D’HULSTER - 24/10/2017

Annonceur: 
D’HULSTER
Produit/Service: 
Disques abrasifs
Média: 
Magazine
Critères d'examen: 
Responsabilité sociale
Représentation de la personne/dignité humaine
Initiative: 
Consommateur
Catégorie: 
Biens et équipements industriels
Type de décision: 
Pas de remarque
Date de clôture: 
Mardi, 24 octobre 2017
Description de la publicité

L’annonce montre le visage d’une femme avec les lèvres abîmées et des traces rouges sur les joues, le menton et le nez.
En dessous, le logo de l’annonceur et des pictogrammes relatifs à son offre, et le slogan “You may love our products, but please don’t kiss them”.
À droite, entre autres l’image d’un disque abrasif avec un texte promotionnel sur ce produit.

Motivation de la plainte

Le plaignant trouve que la photo utilisée dans la publicité est violente et que le slogan n’explique pas l’utilisation d’une photo d’une femme avec le visage abîmé par une ponceuse.

Position de l'annonceur

L’annonceur a communiqué qu’il ne comprend pas la raison de la plainte.
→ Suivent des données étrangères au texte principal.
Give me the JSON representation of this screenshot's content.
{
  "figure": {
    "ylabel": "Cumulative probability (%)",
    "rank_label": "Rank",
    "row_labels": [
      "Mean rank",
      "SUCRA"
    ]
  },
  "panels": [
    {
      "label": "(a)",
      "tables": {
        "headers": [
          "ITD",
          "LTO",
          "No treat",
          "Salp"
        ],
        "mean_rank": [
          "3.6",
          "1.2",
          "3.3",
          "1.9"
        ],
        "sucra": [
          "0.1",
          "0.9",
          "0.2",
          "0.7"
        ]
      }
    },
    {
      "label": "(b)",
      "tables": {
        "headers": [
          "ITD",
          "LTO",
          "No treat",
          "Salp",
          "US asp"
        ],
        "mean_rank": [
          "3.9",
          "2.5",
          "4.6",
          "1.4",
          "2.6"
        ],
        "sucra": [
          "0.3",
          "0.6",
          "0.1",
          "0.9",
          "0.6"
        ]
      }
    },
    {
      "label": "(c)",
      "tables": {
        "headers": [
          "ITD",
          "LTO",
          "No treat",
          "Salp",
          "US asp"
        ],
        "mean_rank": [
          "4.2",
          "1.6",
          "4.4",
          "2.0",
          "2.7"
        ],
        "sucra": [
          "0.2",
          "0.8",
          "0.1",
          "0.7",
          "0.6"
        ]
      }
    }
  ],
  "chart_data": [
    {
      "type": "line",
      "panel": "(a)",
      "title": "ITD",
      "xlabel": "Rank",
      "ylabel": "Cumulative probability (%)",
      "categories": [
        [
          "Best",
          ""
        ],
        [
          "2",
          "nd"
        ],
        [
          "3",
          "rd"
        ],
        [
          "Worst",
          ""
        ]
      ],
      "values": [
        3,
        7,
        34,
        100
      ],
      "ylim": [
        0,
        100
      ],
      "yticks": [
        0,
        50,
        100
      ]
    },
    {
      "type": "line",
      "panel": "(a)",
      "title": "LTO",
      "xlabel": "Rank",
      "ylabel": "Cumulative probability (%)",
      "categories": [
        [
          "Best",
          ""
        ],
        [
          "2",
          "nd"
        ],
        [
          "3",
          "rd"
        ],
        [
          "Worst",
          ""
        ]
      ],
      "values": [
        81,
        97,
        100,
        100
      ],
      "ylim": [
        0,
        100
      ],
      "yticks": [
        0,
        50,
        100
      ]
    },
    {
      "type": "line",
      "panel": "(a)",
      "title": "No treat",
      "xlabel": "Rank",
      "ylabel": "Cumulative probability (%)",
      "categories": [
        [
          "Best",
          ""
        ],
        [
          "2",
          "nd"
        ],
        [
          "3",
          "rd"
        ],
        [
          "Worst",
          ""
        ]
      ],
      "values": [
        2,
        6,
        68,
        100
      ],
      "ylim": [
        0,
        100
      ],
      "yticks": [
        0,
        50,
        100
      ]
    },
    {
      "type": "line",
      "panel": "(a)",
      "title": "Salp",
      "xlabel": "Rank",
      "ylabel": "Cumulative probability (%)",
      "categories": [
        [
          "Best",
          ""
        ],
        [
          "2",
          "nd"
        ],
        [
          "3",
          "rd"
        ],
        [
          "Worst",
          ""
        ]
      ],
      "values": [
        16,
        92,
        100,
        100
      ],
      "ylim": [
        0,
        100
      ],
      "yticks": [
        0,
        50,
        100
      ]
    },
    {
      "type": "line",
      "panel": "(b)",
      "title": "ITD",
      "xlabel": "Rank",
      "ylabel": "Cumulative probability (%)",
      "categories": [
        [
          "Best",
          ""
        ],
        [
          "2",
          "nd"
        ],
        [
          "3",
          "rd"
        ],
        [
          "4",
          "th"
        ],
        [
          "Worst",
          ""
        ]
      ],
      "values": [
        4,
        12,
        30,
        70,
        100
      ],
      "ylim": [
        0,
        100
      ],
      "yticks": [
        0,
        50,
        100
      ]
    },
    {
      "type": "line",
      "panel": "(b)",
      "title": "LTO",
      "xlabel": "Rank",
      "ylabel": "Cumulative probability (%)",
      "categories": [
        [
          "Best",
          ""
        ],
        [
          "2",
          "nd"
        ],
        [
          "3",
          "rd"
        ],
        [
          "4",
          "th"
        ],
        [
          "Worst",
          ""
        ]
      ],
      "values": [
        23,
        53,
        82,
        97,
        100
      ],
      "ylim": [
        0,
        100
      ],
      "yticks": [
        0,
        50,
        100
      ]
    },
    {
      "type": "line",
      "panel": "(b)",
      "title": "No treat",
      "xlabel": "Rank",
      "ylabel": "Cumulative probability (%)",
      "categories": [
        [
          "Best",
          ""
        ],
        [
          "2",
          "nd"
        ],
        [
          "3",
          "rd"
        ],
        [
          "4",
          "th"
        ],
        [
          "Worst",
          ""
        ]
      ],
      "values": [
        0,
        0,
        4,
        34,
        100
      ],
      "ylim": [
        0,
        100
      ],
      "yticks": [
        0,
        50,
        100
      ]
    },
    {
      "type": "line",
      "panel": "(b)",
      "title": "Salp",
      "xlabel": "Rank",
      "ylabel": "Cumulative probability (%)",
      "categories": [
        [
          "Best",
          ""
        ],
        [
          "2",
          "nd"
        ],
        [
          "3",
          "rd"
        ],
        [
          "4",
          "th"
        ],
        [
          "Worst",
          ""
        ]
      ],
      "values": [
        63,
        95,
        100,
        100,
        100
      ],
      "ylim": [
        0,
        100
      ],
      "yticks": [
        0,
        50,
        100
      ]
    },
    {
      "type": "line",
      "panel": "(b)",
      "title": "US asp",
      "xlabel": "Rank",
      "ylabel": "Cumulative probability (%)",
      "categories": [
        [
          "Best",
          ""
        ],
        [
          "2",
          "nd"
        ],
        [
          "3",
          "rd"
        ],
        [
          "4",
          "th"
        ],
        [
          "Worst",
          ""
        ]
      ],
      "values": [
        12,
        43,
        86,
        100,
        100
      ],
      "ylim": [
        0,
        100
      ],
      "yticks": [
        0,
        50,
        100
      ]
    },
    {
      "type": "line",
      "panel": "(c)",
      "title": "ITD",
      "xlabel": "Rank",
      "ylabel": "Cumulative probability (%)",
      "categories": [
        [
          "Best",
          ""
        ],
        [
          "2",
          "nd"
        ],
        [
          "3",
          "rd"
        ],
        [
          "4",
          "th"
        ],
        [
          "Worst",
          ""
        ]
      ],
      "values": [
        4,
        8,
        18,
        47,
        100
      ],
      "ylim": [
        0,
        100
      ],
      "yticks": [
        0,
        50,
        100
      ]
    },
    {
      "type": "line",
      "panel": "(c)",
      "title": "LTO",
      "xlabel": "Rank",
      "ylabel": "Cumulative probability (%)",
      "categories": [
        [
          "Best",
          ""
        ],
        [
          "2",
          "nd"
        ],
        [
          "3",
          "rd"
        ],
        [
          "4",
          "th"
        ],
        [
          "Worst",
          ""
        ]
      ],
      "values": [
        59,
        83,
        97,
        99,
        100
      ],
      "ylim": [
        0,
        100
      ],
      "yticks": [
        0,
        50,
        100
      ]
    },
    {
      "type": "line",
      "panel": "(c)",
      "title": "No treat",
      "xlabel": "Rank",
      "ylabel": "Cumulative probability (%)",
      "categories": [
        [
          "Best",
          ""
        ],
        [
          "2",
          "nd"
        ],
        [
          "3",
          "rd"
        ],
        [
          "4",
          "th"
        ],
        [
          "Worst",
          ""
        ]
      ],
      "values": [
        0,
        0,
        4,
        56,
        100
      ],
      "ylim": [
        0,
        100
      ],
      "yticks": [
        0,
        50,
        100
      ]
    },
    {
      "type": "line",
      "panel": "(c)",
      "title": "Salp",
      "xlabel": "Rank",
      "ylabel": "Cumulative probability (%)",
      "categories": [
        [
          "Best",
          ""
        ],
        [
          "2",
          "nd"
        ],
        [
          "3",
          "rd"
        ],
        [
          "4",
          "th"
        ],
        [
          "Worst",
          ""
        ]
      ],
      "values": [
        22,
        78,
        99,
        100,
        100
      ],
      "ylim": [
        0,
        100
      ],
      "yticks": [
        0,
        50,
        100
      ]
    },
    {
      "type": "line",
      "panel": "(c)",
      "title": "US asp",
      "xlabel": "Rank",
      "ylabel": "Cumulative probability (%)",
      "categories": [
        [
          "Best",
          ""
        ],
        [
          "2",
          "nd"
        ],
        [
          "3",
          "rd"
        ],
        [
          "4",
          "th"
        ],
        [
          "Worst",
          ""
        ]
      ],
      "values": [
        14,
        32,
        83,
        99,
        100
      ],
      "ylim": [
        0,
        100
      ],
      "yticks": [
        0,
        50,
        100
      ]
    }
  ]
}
La femme en tant que telle n’est aucunement montrée sous un jour négatif, elle n’est pas présentée comme un objet de désir et la campagne n’incite pas à la violence de quelque manière que ce soit. L’image a pour but d’être ludique. Elle utilise une certaine exagération, ce qui est un moyen efficace prouvé pour marquer un point ou pour attirer l’attention du consommateur.

Décision du Jury

Le Jury a constaté que l’annonce avec le slogan « You may love our products, but please don’t kiss them » contient une photo du visage d’une femme avec les lèvres abîmées et des traces rouges sur les joues, le menton et le nez, et fait de la publicité pour une entreprise qui offre entre autres des disques abrasifs.

Le Jury est d’avis que l’utilisation humoristique de l’exagération dans cette publicité est tellement claire que le consommateur ne prendra pas la publicité au premier degré et n’y verra aucunement une incitation à ou une tolérance envers un comportement violent vis-à-vis des femmes.

Le Jury est également d’avis que cette publicité ne présente pas la femme de manière négative et que le consommateur moyen ne percevra pas l’image de la femme comme dénigrante à l’égard des femmes ou comme une atteinte à leur dignité humaine.

Le Jury a donc estimé que cette publicité n’est pas contraire aux Règles du JEP en matière de représentation de la personne et ne témoigne pas d’un manque de juste sens de la responsabilité sociale dans le chef de l’annonceur.

A défaut d’infractions aux dispositions légales ou autodisciplinaires, le Jury a estimé n’avoir pas de remarques à formuler sur ces points.

Suite

A défaut d’appel, ce dossier a été clôturé.